Cztery lata temu Beata Tyszkiewicz podjęła decyzję o tym, że znika z życia publicznego. Zrezygnowała z pracy w "Tańcu z gwiazdami" i słuch o niej zaginął. Aktorka żyje samotnie w swoim warszawskim mieszkaniu i nie przyjmuje gości. Widuje się jedynie z najstarszą córką i gosposią. Karolina Wajda nie ukrywa, że martwi się o mamę.
"Życie w samotności nie jest dobre dla mojej mamy. Namawiam ją, by ze mną zamieszkała, ale ona wciąż mówi 'nie'. Zaproponowałam, że przywiozę jej kota, bo uważam, że zwierzęta pozytywnie wpływają na człowieka, też odmówiła" - powiedziała córka Andrzeja Wajdy i Beaty Tyszkiewicz.
Karolina Wajda odziedziczyła po ojcu dworek z kompleksem parkowym w Głuchach pod Warszawą. W dzieciństwie w posiadłości tej mieszkał Cyprian Kamil Norwid.

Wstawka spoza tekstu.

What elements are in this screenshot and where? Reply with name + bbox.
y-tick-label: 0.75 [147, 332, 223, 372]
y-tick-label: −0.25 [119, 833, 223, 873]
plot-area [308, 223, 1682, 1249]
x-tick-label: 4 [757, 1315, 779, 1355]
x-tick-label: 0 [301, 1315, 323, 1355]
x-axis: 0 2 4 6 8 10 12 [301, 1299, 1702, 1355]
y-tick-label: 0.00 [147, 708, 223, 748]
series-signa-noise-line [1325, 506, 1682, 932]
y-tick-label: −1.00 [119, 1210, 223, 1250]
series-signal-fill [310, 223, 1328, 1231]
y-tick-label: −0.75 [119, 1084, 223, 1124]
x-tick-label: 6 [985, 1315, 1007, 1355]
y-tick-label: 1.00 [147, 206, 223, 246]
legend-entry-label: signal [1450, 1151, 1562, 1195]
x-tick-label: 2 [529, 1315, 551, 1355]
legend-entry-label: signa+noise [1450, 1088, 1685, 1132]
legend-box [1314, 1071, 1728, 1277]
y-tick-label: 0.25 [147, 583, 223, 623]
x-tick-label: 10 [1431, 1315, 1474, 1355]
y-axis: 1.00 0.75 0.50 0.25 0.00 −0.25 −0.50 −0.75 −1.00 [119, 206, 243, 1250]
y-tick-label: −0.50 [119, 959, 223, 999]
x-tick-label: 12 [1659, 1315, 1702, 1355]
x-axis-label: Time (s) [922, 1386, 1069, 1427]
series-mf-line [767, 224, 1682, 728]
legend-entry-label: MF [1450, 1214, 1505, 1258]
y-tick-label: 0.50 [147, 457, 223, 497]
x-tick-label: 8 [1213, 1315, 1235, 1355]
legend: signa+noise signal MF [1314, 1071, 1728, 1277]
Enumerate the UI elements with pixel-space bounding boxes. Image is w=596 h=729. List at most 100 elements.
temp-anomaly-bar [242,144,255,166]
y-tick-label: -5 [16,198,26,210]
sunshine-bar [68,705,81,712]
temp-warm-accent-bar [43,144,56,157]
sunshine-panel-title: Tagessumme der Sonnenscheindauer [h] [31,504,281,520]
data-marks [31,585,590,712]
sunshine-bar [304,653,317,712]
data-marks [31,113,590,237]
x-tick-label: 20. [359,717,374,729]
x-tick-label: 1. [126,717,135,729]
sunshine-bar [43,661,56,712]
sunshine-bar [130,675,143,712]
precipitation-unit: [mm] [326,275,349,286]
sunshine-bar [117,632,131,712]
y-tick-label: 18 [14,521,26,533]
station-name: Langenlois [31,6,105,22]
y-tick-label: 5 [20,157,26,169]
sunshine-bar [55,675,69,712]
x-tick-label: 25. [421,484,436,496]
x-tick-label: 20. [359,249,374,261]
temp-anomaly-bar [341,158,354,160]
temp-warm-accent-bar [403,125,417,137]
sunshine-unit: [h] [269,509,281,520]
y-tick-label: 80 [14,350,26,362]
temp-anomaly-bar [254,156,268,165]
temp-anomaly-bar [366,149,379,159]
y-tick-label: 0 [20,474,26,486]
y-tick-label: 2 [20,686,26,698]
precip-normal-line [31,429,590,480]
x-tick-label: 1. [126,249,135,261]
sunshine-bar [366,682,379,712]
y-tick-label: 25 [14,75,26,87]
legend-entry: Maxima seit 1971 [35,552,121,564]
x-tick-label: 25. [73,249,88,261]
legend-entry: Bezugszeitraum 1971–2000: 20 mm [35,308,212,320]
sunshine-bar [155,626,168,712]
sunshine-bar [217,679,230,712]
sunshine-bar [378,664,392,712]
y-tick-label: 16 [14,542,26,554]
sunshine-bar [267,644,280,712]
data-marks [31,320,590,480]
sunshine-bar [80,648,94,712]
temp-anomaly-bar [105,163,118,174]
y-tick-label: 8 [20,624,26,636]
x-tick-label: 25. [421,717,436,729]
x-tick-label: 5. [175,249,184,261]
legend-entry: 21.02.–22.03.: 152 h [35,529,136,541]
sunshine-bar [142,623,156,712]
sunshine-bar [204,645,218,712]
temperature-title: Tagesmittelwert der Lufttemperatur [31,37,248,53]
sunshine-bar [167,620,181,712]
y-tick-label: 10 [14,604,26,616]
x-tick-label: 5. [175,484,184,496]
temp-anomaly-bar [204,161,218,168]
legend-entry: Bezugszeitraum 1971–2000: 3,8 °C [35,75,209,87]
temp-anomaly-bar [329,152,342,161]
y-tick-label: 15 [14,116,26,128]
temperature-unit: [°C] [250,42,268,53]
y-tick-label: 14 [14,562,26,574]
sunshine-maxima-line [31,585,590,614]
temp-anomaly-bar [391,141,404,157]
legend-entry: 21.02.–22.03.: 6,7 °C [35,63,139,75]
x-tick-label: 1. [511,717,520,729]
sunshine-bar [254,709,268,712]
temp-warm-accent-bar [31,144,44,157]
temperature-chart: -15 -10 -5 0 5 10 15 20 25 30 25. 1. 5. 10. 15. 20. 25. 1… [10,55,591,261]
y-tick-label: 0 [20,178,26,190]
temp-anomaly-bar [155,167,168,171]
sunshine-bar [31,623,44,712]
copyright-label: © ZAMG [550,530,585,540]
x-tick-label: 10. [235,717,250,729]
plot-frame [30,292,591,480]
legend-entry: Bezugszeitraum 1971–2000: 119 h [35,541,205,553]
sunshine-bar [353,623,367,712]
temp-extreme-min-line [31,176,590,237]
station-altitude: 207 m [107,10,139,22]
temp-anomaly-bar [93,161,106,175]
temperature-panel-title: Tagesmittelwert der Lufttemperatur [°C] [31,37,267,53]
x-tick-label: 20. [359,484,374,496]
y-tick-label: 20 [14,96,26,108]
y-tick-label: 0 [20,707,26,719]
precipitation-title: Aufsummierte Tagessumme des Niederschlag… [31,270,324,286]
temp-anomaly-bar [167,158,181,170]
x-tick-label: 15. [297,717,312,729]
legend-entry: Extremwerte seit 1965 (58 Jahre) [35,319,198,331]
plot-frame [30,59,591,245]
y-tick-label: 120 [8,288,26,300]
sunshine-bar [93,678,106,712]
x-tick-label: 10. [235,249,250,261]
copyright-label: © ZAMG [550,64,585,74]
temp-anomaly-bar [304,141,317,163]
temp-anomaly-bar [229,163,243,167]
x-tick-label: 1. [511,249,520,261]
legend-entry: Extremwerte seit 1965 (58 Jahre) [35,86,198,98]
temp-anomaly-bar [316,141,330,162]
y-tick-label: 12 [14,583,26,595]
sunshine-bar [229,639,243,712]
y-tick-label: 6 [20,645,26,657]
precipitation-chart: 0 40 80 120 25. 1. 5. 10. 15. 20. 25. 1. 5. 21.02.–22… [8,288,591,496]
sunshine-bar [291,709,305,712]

Córka aktorki i reżysera zarządza nieruchomością, w której znajduje się muzeum wybitnego poety oraz stajnie. Organizuje też rajdy konne. Dla mamy przyszykowała nawet specjalne miejsce.
"Byłabym szczęśliwa, gdyby mama była blisko mnie. Czeka na nią własny pokój z łazienką. Wiem, że mimo rozstania z moim tatą ona kocha to miejsce, tęskni za tarasem, za drzewami owocowymi i ogrodem, ale siłą jej tu nie sprowadzę" - dodała Wajda.